📰 NewsOn January 16th, the Grin mainnet was launched and the first block was mined. Grin is the much anticipated, community developed implementation of the MimbleWimble protocol. Its launch comes only weeks after the launch of the Beam network-- another implementation of MimbleWimble. Link.
I talked about MimbleWimble in issue number 32 while discussing the launch of Beam. In short, it represents a "better" version of Bitcoin in that it uses the core of Satoshi's invention, but improves significantly on privacy and scalability, without sacrificing true decentralization. It was released pseudonymously on IRC in 2016 in the form of a whitepaper. Beam & Grin are the first two implementations of it to go live. If you'd like a comprehensive but approachable introduction to the protocol, check out this fantastic write up from Arjun Balaji at The Block. Link.

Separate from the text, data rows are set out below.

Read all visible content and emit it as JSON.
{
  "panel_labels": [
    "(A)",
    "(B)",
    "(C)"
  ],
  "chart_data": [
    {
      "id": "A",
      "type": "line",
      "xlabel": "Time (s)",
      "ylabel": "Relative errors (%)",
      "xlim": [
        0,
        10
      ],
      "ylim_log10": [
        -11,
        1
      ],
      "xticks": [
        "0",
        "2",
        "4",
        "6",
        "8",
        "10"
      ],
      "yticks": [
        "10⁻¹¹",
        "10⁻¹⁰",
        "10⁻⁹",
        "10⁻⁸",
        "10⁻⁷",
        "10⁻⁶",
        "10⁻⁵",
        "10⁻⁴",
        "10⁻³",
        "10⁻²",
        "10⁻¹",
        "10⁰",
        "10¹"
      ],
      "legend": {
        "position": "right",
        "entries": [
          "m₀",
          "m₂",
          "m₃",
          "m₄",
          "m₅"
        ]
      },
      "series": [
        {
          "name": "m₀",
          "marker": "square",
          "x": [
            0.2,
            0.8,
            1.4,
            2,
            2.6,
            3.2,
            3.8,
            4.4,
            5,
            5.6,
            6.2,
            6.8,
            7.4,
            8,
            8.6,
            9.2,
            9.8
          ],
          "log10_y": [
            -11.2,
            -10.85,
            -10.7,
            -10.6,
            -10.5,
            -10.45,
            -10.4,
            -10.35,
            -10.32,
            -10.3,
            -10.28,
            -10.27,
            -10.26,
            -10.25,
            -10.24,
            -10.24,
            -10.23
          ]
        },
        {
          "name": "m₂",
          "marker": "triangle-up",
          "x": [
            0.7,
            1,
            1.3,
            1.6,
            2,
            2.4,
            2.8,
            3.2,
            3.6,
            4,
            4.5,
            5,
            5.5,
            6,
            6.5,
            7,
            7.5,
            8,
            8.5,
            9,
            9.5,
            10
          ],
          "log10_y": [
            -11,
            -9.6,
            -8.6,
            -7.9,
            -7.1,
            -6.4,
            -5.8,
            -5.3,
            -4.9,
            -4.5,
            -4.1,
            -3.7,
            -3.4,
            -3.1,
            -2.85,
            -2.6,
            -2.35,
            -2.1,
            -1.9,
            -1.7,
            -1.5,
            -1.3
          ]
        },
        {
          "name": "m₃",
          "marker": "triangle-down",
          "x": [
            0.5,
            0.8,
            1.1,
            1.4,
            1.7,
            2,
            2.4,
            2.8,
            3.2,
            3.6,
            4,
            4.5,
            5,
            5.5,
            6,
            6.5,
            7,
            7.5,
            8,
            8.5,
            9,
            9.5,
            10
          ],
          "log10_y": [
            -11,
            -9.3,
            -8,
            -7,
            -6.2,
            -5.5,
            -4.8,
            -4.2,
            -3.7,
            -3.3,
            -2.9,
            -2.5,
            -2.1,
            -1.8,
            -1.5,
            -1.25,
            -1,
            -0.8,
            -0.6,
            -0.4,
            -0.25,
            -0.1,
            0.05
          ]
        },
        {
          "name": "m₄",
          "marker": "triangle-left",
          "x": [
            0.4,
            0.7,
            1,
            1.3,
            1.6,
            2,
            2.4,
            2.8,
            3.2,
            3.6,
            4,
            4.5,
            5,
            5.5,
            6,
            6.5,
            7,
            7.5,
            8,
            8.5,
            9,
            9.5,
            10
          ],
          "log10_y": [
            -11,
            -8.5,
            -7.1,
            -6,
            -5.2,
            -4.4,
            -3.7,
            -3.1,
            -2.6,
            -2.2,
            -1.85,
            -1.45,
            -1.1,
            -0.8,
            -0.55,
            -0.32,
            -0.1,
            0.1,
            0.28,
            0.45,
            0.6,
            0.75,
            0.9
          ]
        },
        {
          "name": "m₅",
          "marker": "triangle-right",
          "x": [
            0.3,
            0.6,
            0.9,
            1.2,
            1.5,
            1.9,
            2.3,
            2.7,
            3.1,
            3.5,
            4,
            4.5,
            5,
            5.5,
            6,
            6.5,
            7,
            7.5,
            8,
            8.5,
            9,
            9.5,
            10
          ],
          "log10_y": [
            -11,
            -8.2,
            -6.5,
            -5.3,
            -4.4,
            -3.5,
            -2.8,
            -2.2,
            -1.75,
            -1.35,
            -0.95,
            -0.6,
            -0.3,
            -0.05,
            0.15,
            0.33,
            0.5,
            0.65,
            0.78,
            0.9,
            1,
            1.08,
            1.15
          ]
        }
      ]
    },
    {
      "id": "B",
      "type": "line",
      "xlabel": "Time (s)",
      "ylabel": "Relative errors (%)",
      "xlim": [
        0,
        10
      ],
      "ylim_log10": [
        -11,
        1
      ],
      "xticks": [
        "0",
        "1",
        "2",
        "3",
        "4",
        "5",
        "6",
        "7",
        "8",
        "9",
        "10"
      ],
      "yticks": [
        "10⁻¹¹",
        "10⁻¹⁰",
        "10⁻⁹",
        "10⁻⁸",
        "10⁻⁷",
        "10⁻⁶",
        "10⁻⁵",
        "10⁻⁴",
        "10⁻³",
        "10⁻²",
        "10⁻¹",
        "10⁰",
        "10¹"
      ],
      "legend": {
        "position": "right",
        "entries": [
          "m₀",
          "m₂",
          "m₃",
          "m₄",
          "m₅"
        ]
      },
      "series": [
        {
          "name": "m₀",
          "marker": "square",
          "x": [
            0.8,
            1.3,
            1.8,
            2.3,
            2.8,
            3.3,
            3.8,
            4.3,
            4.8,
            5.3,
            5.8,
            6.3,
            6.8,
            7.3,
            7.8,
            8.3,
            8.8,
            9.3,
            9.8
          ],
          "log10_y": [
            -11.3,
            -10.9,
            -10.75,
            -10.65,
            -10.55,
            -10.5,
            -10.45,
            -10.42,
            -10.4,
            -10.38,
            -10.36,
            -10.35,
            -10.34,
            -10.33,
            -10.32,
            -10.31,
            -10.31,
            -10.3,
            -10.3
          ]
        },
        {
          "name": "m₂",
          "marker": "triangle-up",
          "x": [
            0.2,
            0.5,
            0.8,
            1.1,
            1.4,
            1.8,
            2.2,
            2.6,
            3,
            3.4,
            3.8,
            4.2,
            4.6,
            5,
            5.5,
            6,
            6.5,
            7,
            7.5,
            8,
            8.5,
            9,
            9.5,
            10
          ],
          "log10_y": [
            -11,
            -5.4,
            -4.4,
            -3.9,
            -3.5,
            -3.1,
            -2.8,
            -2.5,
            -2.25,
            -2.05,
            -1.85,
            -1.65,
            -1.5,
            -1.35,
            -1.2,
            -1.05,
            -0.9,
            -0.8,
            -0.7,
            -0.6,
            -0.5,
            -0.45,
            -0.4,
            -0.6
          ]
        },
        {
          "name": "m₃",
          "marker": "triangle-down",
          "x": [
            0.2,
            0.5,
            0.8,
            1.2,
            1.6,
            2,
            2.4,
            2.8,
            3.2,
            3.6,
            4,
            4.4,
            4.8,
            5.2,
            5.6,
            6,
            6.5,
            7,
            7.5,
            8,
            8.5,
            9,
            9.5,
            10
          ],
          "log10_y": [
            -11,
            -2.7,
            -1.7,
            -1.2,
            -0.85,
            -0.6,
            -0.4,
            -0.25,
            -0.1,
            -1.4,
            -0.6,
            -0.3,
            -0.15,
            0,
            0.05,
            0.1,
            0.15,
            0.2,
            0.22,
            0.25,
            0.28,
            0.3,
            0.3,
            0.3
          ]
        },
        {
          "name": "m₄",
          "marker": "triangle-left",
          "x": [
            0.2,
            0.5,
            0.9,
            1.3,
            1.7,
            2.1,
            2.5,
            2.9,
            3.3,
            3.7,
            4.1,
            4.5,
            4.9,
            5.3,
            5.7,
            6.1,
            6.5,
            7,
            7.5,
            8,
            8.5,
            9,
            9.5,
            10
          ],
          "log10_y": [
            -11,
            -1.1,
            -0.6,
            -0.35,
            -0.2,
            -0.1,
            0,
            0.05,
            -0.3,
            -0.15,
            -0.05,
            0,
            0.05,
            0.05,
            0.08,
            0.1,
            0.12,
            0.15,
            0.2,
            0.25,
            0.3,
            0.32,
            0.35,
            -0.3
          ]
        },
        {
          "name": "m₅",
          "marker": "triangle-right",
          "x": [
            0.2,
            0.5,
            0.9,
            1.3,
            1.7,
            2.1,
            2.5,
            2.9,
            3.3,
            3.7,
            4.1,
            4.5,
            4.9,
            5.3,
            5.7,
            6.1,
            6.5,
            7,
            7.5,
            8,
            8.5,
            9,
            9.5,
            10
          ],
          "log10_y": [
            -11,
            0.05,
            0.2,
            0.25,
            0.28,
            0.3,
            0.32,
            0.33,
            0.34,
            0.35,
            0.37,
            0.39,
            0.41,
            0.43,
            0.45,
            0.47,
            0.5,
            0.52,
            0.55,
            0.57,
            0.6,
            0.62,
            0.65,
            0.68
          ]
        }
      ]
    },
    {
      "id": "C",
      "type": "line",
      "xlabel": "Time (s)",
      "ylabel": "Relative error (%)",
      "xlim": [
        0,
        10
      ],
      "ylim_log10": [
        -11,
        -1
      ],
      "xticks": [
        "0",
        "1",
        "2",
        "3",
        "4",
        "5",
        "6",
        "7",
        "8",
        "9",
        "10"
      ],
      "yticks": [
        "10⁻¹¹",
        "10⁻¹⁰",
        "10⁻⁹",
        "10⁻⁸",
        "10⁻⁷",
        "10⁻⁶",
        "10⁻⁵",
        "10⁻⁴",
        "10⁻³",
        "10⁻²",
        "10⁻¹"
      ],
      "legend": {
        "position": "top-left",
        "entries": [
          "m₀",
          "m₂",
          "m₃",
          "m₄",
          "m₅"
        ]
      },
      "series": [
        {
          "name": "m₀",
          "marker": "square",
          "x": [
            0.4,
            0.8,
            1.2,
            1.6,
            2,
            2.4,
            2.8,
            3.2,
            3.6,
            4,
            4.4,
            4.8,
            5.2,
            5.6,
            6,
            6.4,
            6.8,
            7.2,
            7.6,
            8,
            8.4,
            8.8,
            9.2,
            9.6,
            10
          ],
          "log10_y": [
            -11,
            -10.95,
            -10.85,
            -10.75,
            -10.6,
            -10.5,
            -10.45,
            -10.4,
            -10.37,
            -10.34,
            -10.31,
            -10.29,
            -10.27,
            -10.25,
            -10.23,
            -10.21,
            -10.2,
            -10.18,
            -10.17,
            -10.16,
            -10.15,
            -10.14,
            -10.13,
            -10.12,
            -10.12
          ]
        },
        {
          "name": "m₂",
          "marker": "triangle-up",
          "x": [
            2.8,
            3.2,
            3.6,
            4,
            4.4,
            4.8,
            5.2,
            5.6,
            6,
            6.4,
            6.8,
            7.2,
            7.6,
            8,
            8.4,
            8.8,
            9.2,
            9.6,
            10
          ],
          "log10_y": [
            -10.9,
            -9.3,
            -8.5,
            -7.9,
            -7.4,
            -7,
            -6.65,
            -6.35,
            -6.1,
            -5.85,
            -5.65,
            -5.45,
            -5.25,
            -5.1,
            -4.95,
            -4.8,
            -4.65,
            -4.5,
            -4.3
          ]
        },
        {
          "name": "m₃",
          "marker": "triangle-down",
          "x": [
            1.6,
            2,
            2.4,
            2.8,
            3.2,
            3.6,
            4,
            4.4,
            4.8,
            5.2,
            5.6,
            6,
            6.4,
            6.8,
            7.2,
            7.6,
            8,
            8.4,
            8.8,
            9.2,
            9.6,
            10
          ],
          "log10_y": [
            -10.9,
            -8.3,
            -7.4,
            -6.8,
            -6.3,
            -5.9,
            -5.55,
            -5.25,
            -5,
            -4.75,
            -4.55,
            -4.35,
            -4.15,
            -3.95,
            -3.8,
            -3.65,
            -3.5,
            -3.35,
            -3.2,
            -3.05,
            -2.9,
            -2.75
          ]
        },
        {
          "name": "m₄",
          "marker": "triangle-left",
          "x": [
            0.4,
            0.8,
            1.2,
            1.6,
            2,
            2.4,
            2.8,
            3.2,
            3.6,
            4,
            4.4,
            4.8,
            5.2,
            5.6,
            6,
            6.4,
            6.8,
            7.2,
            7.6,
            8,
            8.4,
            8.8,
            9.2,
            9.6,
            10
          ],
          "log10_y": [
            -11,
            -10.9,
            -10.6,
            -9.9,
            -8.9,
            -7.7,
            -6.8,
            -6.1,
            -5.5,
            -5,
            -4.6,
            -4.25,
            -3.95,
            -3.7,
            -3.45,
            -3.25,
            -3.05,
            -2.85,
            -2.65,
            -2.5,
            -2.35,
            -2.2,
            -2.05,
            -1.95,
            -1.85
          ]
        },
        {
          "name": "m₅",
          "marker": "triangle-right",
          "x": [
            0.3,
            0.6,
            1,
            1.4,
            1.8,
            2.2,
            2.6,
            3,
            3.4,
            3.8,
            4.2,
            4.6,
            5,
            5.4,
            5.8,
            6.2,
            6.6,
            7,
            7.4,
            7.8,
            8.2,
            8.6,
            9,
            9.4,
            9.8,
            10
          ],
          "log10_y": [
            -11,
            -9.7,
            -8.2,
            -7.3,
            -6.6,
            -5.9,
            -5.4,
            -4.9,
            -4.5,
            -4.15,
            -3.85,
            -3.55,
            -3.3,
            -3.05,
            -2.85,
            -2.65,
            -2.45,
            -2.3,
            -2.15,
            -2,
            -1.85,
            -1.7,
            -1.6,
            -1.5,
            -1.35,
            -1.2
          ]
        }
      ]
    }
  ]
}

While Grin's network may be brand new, its hashrate already looks like that of a more mature network. The incredible hype around this cryptocurrency lead many, including deep pocketed venture capitalists, to invest hundreds of millions of dollars in GPU farms optimized for mining on the network. Within one day, it was estimated 88,000 GPUs were mining. Within a week, the GPU manufacturer Sapphire announced a specially designed GPU tweaked to mine Grin's hashing algorithm efficiently. Link.
While the Grin network was getting off the ground, the competing Beam network was experiencing issues. First, the startup behind its development had to rush out a new version of their wallet software to patch a critical security vulnerability. Days later, the network stopped producing blocks altogether for several hours. It was determined another bug had made it impossible for miner's to produce new blocks. Both issues have since been fixed and the network is operating again. No coins were reported lost as a result of either issue. Link.
Back in issue 32, I wrote that while MimbleWimble seemed technically superior to Bitcoin in many ways, it also lacked several critical advantages that Bitcoin has gained over the last ten years. In particular, I mentioned: network effects, name recognition, and battle tested hardening. Beam's bugs over the last couple of weeks demonstrate that the last of these is no small thing.
Cryptocurrencies that launched before the 2017 mania had the advantage of bootstrapping their networks in an environment with much less scrutiny. In Bitcoin's case, their was virtually no scrutiny at all for several years beyond a small community of enthusiasts. Numerous critical bugs were discovered and patched during this phase and in the years since.
The frenzy of mining activity on the Grin network represents another way in which bootstrapping a cryptocurrency today comes with a totally different set of tradeoffs than it did even a few years ago.
On the one hand, the fact that so much hashpower and specialized hardware was brought online from the very beginning is a good thing. It ensures the network is relatively secure from the start. Without this, a nascent network could be attacked before really getting off the ground.
On the other hand, the huge investment in mining equipment from well-heeled investors means that the "little guy" has been locked out of mining Grin from the very first block. As a a result, all the initial supply will go to these wealthy investors, as will any outsized profits to be had should the coin really take off. From this angle, it's hard to see how this is much different from the much-maligned pre-sale of tokens that are pre-mined in the first block.
The lesson here is that it's not 2008 anymore. New projects don't have the luxury of launching in obscurity, claiming a "fairly mined" supply, or working out the kinks before anyone notices them. This gives real advantages to the top networks that have already been bootstrapped and achieved some semblance of scale. It's yet to be determined just how powerful those advantages are, but the launches of Grin and Beam show us they're not trivial.